Obviously, the main attraction here is the tantalizing idea of one of our most beloved and idiosyncratic current performers, Phoenix, taking on a role this juicy on such a grand scale. The actor’s work here is largely in the realm of caricature, though, doubling down on pomposity with a little too much snark; even in his dealings with his beloved Josephine (Vanessa Kirby), supposedly the love of his life and the deep-down-he-just-wants-love motivation for all of his actions, he never seems more than possessive and confused. Kirby, for her part, does what she can with what at this runtime is a massively underwritten role.
Clearly, the intent here is of a humorous bent, and in fact, Napoleon is honestly funnier than it is anything else, but the entire film feels rushed, not to mention heavily truncated. Scott reportedly hacked it of some 90-odd minutes that will be restored once Napoleon lands at its final destination, Apple’s streaming service, which is genuinely a hopeful state of affairs — Scott’s long cuts have historically tended to offer vast improvements.
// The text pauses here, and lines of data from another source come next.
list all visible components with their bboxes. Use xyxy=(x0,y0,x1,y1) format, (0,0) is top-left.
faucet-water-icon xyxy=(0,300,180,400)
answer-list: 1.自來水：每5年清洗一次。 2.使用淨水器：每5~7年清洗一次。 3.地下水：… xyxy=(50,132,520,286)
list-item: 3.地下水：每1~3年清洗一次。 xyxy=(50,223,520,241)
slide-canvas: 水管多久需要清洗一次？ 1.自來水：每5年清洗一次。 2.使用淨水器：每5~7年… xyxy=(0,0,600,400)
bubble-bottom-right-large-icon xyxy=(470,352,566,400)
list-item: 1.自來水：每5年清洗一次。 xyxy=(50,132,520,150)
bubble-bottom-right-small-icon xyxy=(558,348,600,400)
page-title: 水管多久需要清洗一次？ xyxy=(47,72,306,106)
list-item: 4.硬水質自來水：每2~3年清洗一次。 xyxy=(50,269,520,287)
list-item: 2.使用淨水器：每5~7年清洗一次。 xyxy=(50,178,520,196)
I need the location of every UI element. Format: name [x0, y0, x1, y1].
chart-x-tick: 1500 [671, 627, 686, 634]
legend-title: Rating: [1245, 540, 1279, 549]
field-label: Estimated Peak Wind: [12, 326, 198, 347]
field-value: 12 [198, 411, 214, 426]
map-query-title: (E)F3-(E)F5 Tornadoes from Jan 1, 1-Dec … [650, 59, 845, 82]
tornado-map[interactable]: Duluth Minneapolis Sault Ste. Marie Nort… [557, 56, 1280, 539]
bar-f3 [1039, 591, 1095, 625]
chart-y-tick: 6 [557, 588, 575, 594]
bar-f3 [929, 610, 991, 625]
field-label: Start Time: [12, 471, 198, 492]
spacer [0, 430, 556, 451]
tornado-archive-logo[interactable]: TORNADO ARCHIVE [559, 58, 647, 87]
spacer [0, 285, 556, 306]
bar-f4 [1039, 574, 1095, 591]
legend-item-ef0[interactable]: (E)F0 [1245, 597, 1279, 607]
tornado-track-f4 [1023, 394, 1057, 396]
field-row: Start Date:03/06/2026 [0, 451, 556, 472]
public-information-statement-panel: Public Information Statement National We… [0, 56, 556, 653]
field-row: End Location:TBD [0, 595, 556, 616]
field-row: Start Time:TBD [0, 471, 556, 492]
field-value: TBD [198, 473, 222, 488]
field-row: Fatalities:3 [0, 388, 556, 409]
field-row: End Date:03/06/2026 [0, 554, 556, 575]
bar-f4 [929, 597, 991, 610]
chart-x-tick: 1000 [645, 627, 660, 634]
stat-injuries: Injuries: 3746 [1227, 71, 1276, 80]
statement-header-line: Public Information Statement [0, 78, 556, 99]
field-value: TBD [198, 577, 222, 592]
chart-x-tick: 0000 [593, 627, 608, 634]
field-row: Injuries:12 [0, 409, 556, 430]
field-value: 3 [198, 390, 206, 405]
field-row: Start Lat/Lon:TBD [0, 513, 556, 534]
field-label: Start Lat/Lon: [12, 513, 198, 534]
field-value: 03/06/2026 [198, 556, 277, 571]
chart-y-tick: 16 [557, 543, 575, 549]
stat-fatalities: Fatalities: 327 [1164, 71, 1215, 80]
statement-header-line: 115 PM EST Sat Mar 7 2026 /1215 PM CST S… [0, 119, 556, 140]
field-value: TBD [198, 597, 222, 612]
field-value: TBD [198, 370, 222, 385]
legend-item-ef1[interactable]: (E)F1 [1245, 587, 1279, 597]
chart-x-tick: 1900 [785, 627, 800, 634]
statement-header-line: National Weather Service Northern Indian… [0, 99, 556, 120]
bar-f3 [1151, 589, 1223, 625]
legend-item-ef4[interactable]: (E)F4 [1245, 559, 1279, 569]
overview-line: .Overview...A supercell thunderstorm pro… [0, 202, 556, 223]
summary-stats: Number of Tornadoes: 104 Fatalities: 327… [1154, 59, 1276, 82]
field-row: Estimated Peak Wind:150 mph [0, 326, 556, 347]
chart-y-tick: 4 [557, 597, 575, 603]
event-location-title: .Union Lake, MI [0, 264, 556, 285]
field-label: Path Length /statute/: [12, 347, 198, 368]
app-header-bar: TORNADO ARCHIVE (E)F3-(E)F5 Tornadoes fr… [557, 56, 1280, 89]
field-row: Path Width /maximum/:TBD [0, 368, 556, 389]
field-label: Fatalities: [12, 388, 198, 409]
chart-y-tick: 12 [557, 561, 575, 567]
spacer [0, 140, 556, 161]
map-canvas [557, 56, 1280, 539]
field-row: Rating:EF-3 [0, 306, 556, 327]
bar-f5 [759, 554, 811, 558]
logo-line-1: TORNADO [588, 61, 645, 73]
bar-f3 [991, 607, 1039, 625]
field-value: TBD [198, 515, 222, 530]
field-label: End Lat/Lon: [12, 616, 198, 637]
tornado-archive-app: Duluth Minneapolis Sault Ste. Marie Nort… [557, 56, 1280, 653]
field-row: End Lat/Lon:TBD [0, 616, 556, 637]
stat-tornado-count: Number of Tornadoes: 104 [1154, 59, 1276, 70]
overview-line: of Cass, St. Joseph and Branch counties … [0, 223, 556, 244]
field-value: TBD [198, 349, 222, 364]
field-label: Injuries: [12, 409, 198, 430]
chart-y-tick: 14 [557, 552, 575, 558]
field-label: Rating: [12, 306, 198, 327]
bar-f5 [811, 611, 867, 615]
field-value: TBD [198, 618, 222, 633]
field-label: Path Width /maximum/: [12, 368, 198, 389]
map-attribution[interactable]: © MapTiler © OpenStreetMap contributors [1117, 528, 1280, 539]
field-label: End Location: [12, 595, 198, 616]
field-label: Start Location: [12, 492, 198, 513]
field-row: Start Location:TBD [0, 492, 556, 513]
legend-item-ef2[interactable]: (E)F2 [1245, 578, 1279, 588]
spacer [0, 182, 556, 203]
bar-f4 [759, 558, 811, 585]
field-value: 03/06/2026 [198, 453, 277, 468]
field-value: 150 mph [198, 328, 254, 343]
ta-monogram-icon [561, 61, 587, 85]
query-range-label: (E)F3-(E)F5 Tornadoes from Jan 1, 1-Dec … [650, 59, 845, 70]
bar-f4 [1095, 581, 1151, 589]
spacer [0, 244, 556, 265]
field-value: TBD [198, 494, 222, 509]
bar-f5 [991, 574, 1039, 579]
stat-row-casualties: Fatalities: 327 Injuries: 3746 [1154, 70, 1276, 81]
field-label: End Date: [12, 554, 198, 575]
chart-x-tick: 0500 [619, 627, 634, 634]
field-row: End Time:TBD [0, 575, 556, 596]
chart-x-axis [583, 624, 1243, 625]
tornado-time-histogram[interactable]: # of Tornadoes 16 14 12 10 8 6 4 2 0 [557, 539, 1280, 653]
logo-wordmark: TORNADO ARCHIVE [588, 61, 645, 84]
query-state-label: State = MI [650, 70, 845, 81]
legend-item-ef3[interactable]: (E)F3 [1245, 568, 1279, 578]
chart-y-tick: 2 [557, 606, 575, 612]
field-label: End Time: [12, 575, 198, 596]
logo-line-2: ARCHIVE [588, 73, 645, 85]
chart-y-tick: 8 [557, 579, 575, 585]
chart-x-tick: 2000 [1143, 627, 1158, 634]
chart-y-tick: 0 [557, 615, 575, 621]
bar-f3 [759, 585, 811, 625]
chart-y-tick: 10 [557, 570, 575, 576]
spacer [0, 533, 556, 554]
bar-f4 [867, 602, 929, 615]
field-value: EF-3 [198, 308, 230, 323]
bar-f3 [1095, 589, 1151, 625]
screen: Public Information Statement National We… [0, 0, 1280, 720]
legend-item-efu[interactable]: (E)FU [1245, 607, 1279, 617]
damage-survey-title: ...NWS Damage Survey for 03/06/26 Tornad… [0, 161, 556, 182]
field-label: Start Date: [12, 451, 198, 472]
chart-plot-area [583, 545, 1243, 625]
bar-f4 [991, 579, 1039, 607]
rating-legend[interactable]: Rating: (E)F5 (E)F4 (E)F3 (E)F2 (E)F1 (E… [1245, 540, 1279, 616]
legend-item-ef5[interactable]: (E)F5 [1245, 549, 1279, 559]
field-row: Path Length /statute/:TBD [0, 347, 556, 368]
But by stripping out what feels like an awful lot of connective tissue and nuance of character, the grand farce of ego and history and thwarted masculinity ends up being much closer to a rote pageant, a by-the-book historical epic that largely plays it safe.
That aside, Scott’s formal abilities clearly have not diminished with age. Napoleon is packed with battle scenes, and while there’s nothing specific here that you haven’t witnessed before, the sheer scale of these sequences and the seemingly casual confidence with which they’ve been achieved is undeniably impressive. Leave it to the guy who basically resurrected this genre for the era of mega-budget studio filmmaking to make the most of the assignment, although there’s a little something lost with the march of time; we’re used to these battle scenes being laced with beheadings and impalements, but artillery and firearm technology has left us with muskets and cannons rather than swords and spears and fire. The fights do become a tad monotonous without the frequent bursts of grue that Ridley made the most of in the likes of Gladiator or Kingdom of Heaven.
In the end, Napoleon is a surprisingly funny affair and a jaunty enough work of blockbuster filmmaking, but one can sense the broader, bolder, more introspective, and yes, even funnier film that’s been trimmed to a length more allegedly suitable for theatrical butt endurance. When other filmmakers — successfully or not — are releasing 220-minute late-in-life historical dramas, Scott’s ruthlessness, ambition, and pragmatism seemingly won’t allow him to take that risk, even when he clearly can do whatever he wants. Whatever the case, that ruthlessness seems to have been a Waterloo of sorts for his own project.
DIRECTOR: Ridley Scott; CAST: Joaquin Phoenix, Vanessa Kirby, Tahar Rahim, Ben Miles, Ludivine Sagnier; DISTRIBUTOR: Apple Original Films/Columbia Pictures; IN THEATERS: November 22; RUNTIME: 2 hr. 38 min.